ANALYSIS: Tadej Pogacar’s weakness that fuels hope for Jonas Vingegaard ahead of the 2026 Tour de France

Cycling
Monday, 22 December 2025 at 20:00
Tadej Pogacar, Jonas Vingegaard
In a world where Tadej Pogacar often looks untouchable, one question continues to linger for his rivals: how can he actually be beaten at the Tour de France?
As the road to the 2026 season takes shape, little appears capable of stopping the UAE Team Emirates - XRG leader from claiming a fifth Tour title and writing himself into history alongside Eddy Merckx, Miguel Indurain, Jacques Anquetil and Bernard Hinault. Since 2024 in particular, Pogacar has reached a level that few in the modern peloton can match.
And yet, even at this altitude, there remains one recurring vulnerability.
While Pogacar is almost unbeatable when everything runs smoothly, his performances over recent seasons have also shown that his dominance can be disrupted under very specific circumstances. That is the narrow opening Team Visma | Lease a Bike and Jonas Vingegaard must cling to if they are to challenge him again in July.
When Pogacar is in full control, there is usually no answer. His attacks are perfectly timed, brutally effective and have repeatedly distanced even riders of the calibre of Vingegaard and Remco Evenepoel over recent seasons.

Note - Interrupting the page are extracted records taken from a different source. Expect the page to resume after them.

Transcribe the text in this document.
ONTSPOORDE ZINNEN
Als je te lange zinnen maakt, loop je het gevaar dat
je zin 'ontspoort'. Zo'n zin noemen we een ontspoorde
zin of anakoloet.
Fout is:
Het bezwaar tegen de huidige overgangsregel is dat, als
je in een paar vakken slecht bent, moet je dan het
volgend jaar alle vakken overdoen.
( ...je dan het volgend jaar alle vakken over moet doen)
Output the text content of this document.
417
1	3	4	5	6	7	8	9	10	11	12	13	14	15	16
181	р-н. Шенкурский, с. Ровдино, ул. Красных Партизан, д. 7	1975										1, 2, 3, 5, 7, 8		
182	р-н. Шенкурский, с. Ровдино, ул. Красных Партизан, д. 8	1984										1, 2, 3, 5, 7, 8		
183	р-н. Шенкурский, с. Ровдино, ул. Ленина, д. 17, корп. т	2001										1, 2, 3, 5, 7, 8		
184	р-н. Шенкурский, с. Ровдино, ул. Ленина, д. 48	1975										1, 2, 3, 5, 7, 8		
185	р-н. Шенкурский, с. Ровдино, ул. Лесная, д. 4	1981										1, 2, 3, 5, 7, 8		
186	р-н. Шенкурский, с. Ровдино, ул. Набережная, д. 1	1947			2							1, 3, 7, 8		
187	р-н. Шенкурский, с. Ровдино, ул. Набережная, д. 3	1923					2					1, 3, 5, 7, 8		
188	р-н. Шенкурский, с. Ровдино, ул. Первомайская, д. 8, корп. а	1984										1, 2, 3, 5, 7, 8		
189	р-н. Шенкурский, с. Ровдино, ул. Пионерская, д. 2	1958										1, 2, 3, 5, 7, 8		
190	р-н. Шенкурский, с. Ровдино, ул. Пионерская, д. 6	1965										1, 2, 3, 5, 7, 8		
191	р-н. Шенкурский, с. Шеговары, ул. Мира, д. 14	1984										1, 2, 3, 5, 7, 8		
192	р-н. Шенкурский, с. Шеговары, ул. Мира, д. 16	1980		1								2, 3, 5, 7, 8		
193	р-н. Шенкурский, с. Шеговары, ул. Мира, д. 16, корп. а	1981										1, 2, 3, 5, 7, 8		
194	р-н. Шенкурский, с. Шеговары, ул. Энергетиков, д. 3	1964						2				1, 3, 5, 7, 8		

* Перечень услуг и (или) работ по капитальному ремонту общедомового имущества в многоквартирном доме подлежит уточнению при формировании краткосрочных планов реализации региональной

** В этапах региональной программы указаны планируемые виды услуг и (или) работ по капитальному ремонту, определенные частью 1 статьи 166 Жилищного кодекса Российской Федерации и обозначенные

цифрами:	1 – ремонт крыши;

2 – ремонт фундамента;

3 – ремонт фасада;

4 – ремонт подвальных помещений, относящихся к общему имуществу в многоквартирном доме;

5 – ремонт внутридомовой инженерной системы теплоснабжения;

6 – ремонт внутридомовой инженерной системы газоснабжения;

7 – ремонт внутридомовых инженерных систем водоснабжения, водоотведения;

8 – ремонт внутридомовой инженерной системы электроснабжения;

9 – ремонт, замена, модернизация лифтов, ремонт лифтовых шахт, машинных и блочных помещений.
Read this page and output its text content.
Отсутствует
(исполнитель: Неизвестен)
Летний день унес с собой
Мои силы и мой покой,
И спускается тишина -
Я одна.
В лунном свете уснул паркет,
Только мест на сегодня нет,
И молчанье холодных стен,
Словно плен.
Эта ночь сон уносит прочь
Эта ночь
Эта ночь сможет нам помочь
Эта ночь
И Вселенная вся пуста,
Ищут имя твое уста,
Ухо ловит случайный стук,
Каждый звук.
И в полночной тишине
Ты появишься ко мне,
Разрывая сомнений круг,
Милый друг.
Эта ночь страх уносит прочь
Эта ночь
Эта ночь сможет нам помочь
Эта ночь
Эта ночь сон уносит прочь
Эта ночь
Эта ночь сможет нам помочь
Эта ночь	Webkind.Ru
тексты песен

Pogacar, his own greatest enemy

However, Pogacar’s career also shows that his biggest threat is sometimes himself. One weakness has surfaced often enough to be impossible to ignore: his tendency to hit the deck.
That vulnerability has appeared in multiple major races. It was visible at Strade Bianche, again at the Tour de France in 2025 despite overall victory, and earlier at Liege-Bastogne-Liege in 2023. In all cases, Pogacar’s aggressive racing style proved to be both his greatest strength and his greatest risk.
The pattern is clear in the incidents themselves:
  • Liege-Bastogne-Liege 2023: a crash left Pogacar with a fractured wrist, compromising his preparation for the Tour de France, where he was beaten for the second time by Jonas Vingegaard.
  • Strade Bianche 2025: despite being visibly the strongest rider in the race, Pogacar suffered a heavy fall around 50 kilometres from the finish while leading alongside Tom Pidcock and Connor Swift. Bloodied and battered, he still returned to the race and went on to win with a decisive attack 19 kilometres from the line.
  • Tour de France 2025: on stage 11, Pogacar was brought down by Tobias Johannessen of Uno-X Mobility. The incident could have cost him significant time to his general classification rivals, but the group waited. Had Team Visma | Lease a Bike chosen otherwise, the outcome of the Tour may have looked very different.
The reality is uncomfortable but simple for Pogacar’s rivals. On pure performance, he is almost impossible to defeat. The only realistic path to beating him is when misfortune intervenes and a mistake or crash changes the balance.
That is the scenario Vingegaard, Evenepoel and others such as Florian Lipowitz, set to co-lead Red Bull - BORA - hansgrohe at the Tour de France in 2026, must be prepared for.
And if such a moment comes again, history suggests hesitation will be costly. UAE have already shown that they will not wait when it suits them. The clearest recent example came at the Coppa Agostoni in 2025, when Adam Yates refused to wait for Carlos Canal after a puncture while the pair were contesting the win.
For Pogacar’s challengers, the conclusion is stark. Beating him requires more than legs alone. It requires absolute readiness to seize the moment when it finally appears.